Ritorniamo alla procedura che, dopo la comunicazione dell’azienda al creditore, prevede un passaggio davanti al giudice. Nell’atto di pignoramento presso terzi, infatti, è contenuta una citazione a comparire a un’udienza innanzi al tribunale civile, rivolta sia al debitore che al terzo pignorato. A tale udienza, il magistrato verifica se il terzo pignorato ha fornito dichiarazione positiva (esistenza di crediti del lavoratore) o negativa (inesistenza di crediti del lavoratore) e, nel primo caso, autorizza il pignoramento. Questo significa che, da allora in poi – e non prima – il datore di lavoro sarà obbligato per legge a trattenere 1/5 dello stipendio e versarlo direttamente al creditore. Questo dovrà avvenire fino a quando il debito non sia stato completamente saldato.

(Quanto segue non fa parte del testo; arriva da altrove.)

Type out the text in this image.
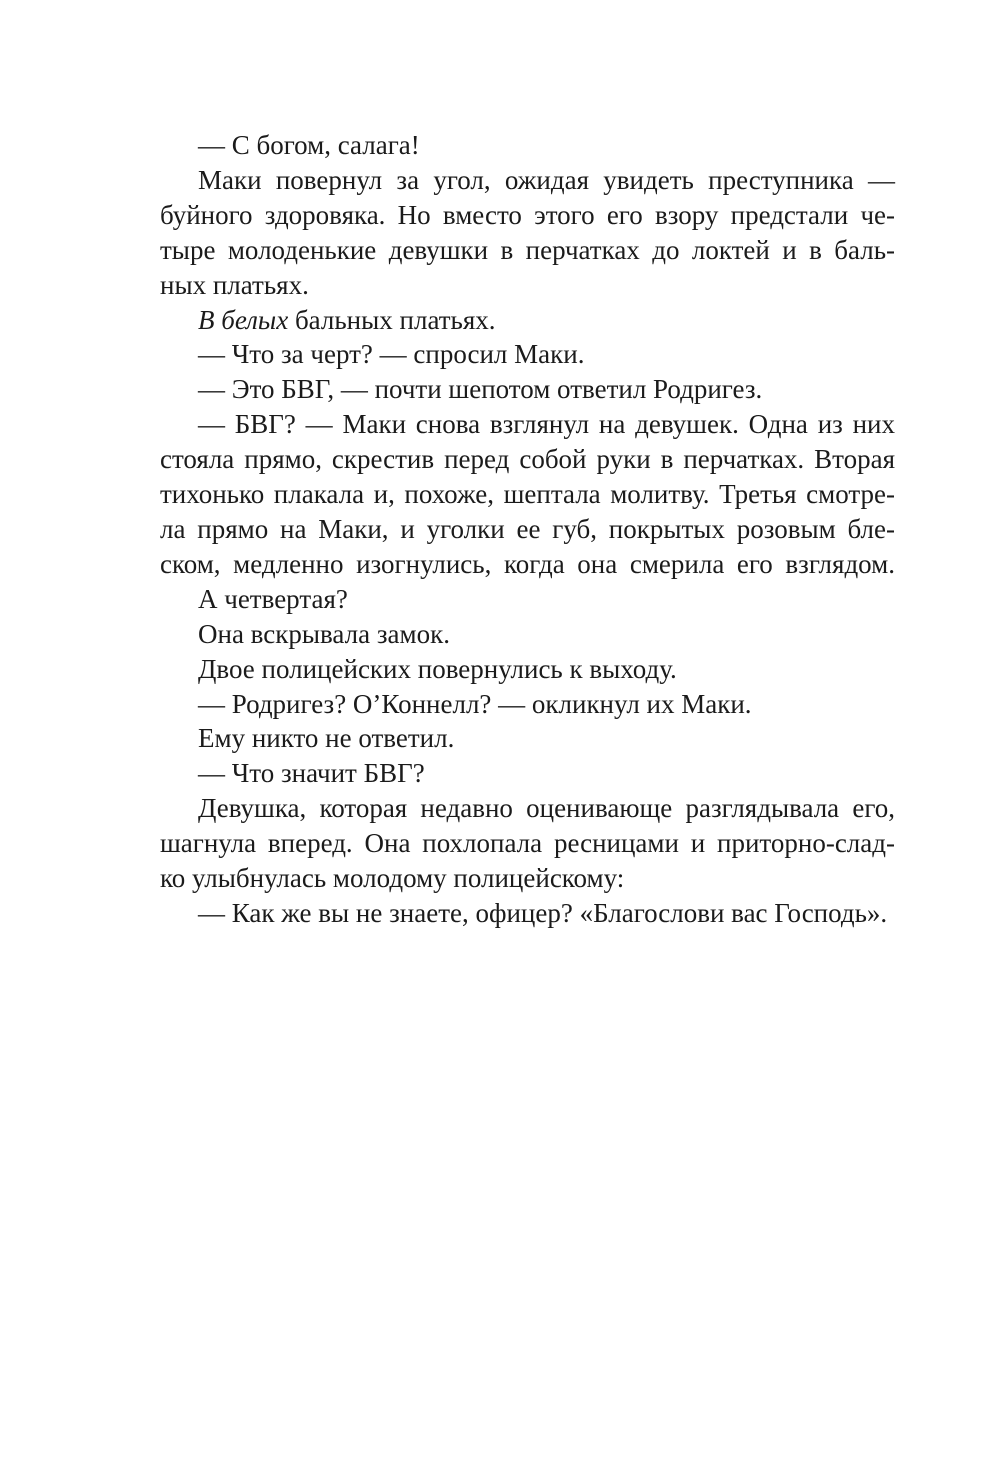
— С богом, салага!
Маки повернул за угол, ожидая увидеть преступника —
буйного здоровяка. Но вместо этого его взору предстали че-
тыре молоденькие девушки в перчатках до локтей и в баль-
ных платьях.
В белых бальных платьях.
— Что за черт? — спросил Маки.
— Это БВГ, — почти шепотом ответил Родригез.
— БВГ? — Маки снова взглянул на девушек. Одна из них
стояла прямо, скрестив перед собой руки в перчатках. Вторая
тихонько плакала и, похоже, шептала молитву. Третья смотре-
ла прямо на Маки, и уголки ее губ, покрытых розовым бле-
ском, медленно изогнулись, когда она смерила его взглядом.
А четвертая?
Она вскрывала замок.
Двое полицейских повернулись к выходу.
— Родригез? О’Коннелл? — окликнул их Маки.
Ему никто не ответил.
— Что значит БВГ?
Девушка, которая недавно оценивающе разглядывала его,
шагнула вперед. Она похлопала ресницами и приторно-слад-
ко улыбнулась молодому полицейскому:
— Как же вы не знаете, офицер? «Благослови вас Господь».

Questa regola vale per qualsiasi tipo di stipendio, a prescindere dall’importo erogato al dipendente. Per ipotesi, anche uno stipendio di 300 euro resta pignorabile per un quinto, alla pari di uno da 5.000 euro al mese. Non esistono, come detto in apertura, soglie sotto le quali lo stipendio non sia pignorabile.
Le regole non cambiano nel caso in cui il dipendente sia creditore solo del TFR: anche su di esso si applica il limite di 1/5 per il pignoramento.
Le stesse regole si applicano all’agente di commercio: anche per essi, infatti, vige il limite di 1/5 per il pignoramento delle provvigioni nei confronti della società committente presso cui hanno il mandato.
Come si calcola il pignoramento del quinto dello stipendio?
Come detto si deve prendere a riferimento l’importo netto dello stipendio e non la quota lorda.
Per importo netto si intende al netto delle trattenute di legge (imposte e contributi), oltre al netto di eventuali cessioni volontarie o deleghe di pagamento che dovessero gravare sullo stipendio o la pensione.
Più in dettaglio, nel caso in cui il creditore proceda con l’espropriazione verso stipendio o pensione del debitore con cessioni volontarie o deleghe di pagamento, il tribunale emetterà ordinanza assegnando al creditore il 1/5 dell’emolumento, al netto delle trattenute di legge detratti gli importi della quota/e pagata/e dal datore di lavoro o ente previdenziale a garanzia del prestito.
Che succede se, insieme al pignoramento, c’è la cessione del quinto dello stipendio?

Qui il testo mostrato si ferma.